Hello everyone!
Welcome to another of my posts, which will be about computer(mainly CPU and GPU) architectures.

So, what exactly is a computer architecture? Computer architecture is kind of like.. its difficult to explain really, so lets get there from the basics. First of all, it should be noted that computer architecture isnt singular. Theres propably more than 1 computer architecture in a computer, but there can be up to preety much unlimited. So, theres for example CPU architecture, GPU architecture, and all other _PU architectures. For example, nvidia gpus use the CUDA architecture, cpus commonly use something like x86 or arm, etc.

And what exactly does computer architecture consist of? Well for developers, its commonly the instruction set, some specs of the architecture, etc. and the smaller the architecture set, the less transistor does the CPU need and therefore the less power it consumes. Thats why reduced instruction set architectures(e.g. RISC, ARM) were created. For example, x86 architecture contains somewhere from 1500-6000instructions, depending on the number of the extensions, while RISC-V(5th gen.) contains only about 40 at its base, however this is much less than it normally is, because risc-v is modular, so we can count about 200instructions with normal risc-v cpu. This is still much less than x86 however, thus making it faster and cheaper to manufacture.

Why not make the fewest instructions as possible, if this is the case tho? Well, then there will be much less functionality to the cpu! For example if you try to find a way on arm to easily divide two numbers, you will most likely find that its close to impossible to do it easily. You have to use some stupidly large number, which will somehow trigger the division in the alu etc. So, its ideal to have all important, but not any unimportant instructions.

Now, why would we even care about CPU instructions? Well, for example when you try to compile a file for ARM, the process is different than for x86 for example. Lets try to run an arm executable on x86, shall we? Lets make a simple empty executable like this: int main(){} Now, lets compile it! I will use the arm-none-eabi-gcc for the job, and I can use it normally like any gcc complier. That brings me to another point, cross compilation. Unless you own every single computer architecture computer in history, its preety much impossible to avoid it. Not only does it take a lot of time to download all the compliers, but you will most likely find yourself in a lot of trouble setting them up and everything. This is big advantage of non-fully compiled languages like java, because you don't have to do preety much any setting up for every computer architecute, and it will propably just work on the machine if it supports java.

CPU architecture isn't the only one by far to be aware of tho, so, what about CUDA for example? Its an architecture thats used on GPUs, therefore the more cores, the better. Modern GPUs can have more than one type of cores tho. For example, some have CUDA cores, combined with some ML(machine learning) cores, with some even weirder architecture cores. Luckily, we don't need to strugle programming all of them in assembly. There are easy to use libraries like OpenGL, Vulkan, and many others that not only take one GPU type, but all of them and make everything work together nicely, at only the cost of some additional filesize, if the exectuable is not dynamic.

Anyway back to the arm file, when I compiled using the arm-none-eadbi complier, it compiled, but failed to run due to the incompatibility, which was highly expected.
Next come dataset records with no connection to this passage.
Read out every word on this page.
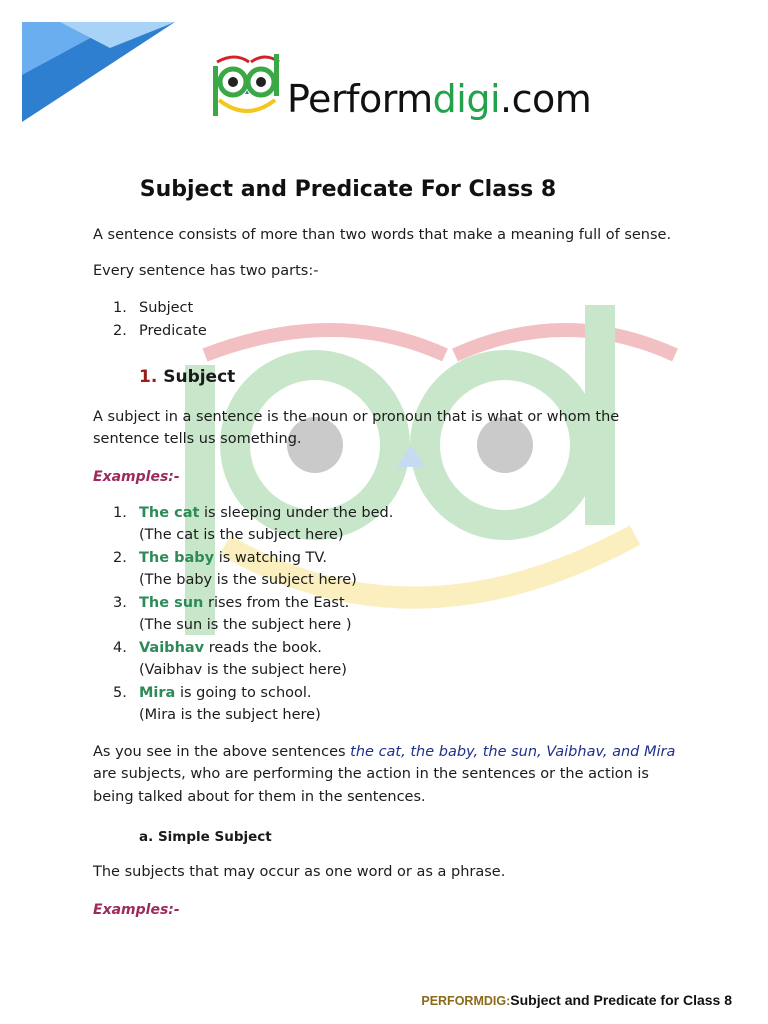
Performdigi.com
Subject and Predicate For Class 8
A sentence consists of more than two words that make a meaning full of sense.
Every sentence has two parts:-
1. Subject
2. Predicate
1. Subject
A subject in a sentence is the noun or pronoun that is what or whom the
sentence tells us something.
Examples:-
1. The cat is sleeping under the bed.
(The cat is the subject here)
2. The baby is watching TV.
(The baby is the subject here)
3. The sun rises from the East.
(The sun is the subject here )
4. Vaibhav reads the book.
(Vaibhav is the subject here)
5. Mira is going to school.
(Mira is the subject here)
As you see in the above sentences the cat, the baby, the sun, Vaibhav, and Mira
are subjects, who are performing the action in the sentences or the action is
being talked about for them in the sentences.
a. Simple Subject
The subjects that may occur as one word or as a phrase.
Examples:-
PERFORMDIG:Subject and Predicate for Class 8
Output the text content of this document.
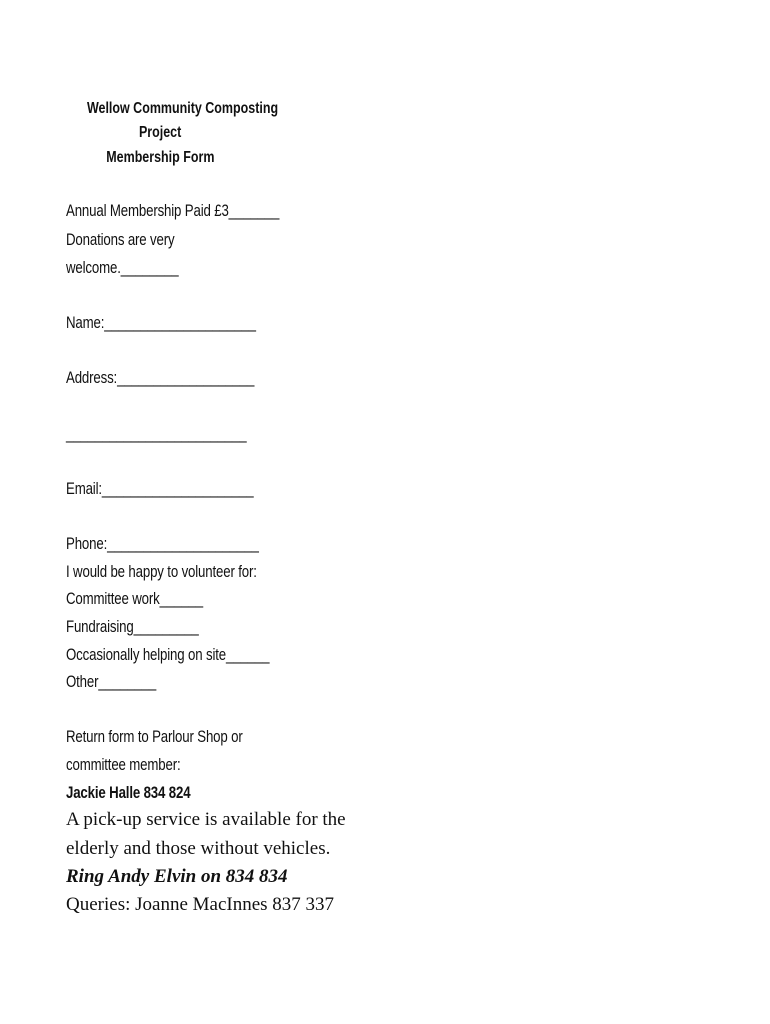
Wellow Community Composting
Project
Membership Form
Annual Membership Paid £3_______
Donations are very
welcome.________
Name:_____________________
Address:___________________
_________________________
Email:_____________________
Phone:_____________________
I would be happy to volunteer for:
Committee work______
Fundraising_________
Occasionally helping on site______
Other________
Return form to Parlour Shop or
committee member:
Jackie Halle 834 824
A pick-up service is available for the
elderly and those without vehicles.
Ring Andy Elvin on 834 834
Queries: Joanne MacInnes 837 337
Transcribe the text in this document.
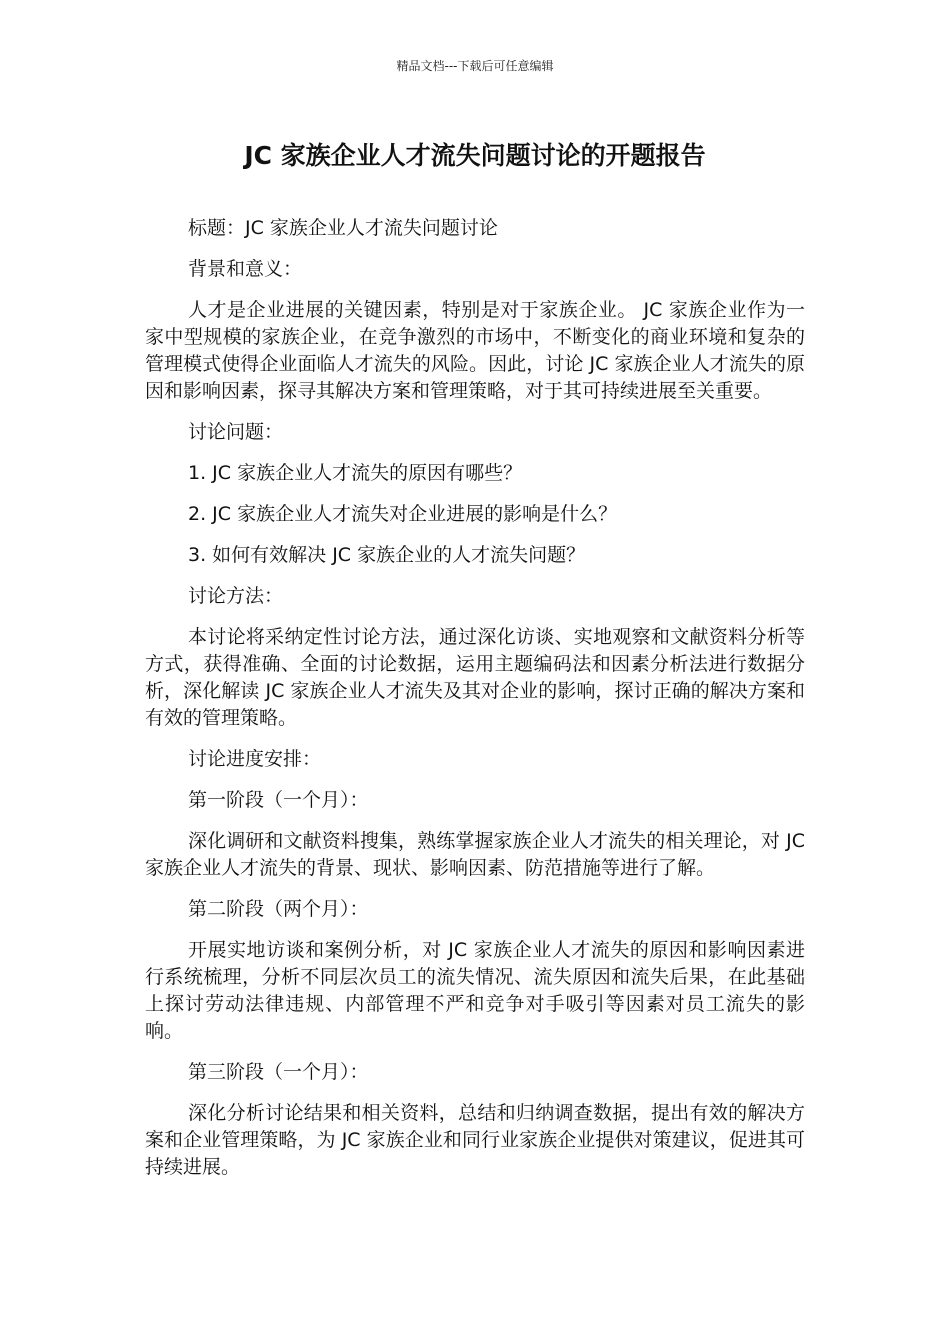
精品文档---下载后可任意编辑
JC 家族企业人才流失问题讨论的开题报告

标题：JC 家族企业人才流失问题讨论

背景和意义：

人才是企业进展的关键因素，特别是对于家族企业。 JC 家族企业作为一家中型规模的家族企业，在竞争激烈的市场中，不断变化的商业环境和复杂的管理模式使得企业面临人才流失的风险。因此，讨论 JC 家族企业人才流失的原因和影响因素，探寻其解决方案和管理策略，对于其可持续进展至关重要。

讨论问题：

1. JC 家族企业人才流失的原因有哪些？

2. JC 家族企业人才流失对企业进展的影响是什么？

3. 如何有效解决 JC 家族企业的人才流失问题？

讨论方法：

本讨论将采纳定性讨论方法，通过深化访谈、实地观察和文献资料分析等方式，获得准确、全面的讨论数据，运用主题编码法和因素分析法进行数据分析，深化解读 JC 家族企业人才流失及其对企业的影响，探讨正确的解决方案和有效的管理策略。

讨论进度安排：

第一阶段（一个月）：

深化调研和文献资料搜集，熟练掌握家族企业人才流失的相关理论，对 JC 家族企业人才流失的背景、现状、影响因素、防范措施等进行了解。

第二阶段（两个月）：

开展实地访谈和案例分析，对 JC 家族企业人才流失的原因和影响因素进行系统梳理，分析不同层次员工的流失情况、流失原因和流失后果，在此基础上探讨劳动法律违规、内部管理不严和竞争对手吸引等因素对员工流失的影响。

第三阶段（一个月）：

深化分析讨论结果和相关资料，总结和归纳调查数据，提出有效的解决方案和企业管理策略，为 JC 家族企业和同行业家族企业提供对策建议，促进其可持续进展。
Well, but why don't we make just one computer architecture for everything, that would have the ideal amount of instructions, would be fast and everything like that? Well, its not possible to do this job goodly. Why? We cannot make universal architecture, because everything requires something different. x86 chips were designed right now for over propably 40years, so it makes sence they are so bloated, with every new generation adding tens of instrucitons. CUDA cores on the other hand are designed to use as few transistors as possible, because as many cores you can stick on the singular silicon chip, the better. Its something like when the CPU trying to do everything, including the tasks it shouldn't. Developers use CPU's for example for many parraler tasks, instead of using the GPU, because its easier, obviously, making the entire program slower and the experience using it worse.

Well, that will propably be all for today, see you next(or previous, in case of another time issue) time!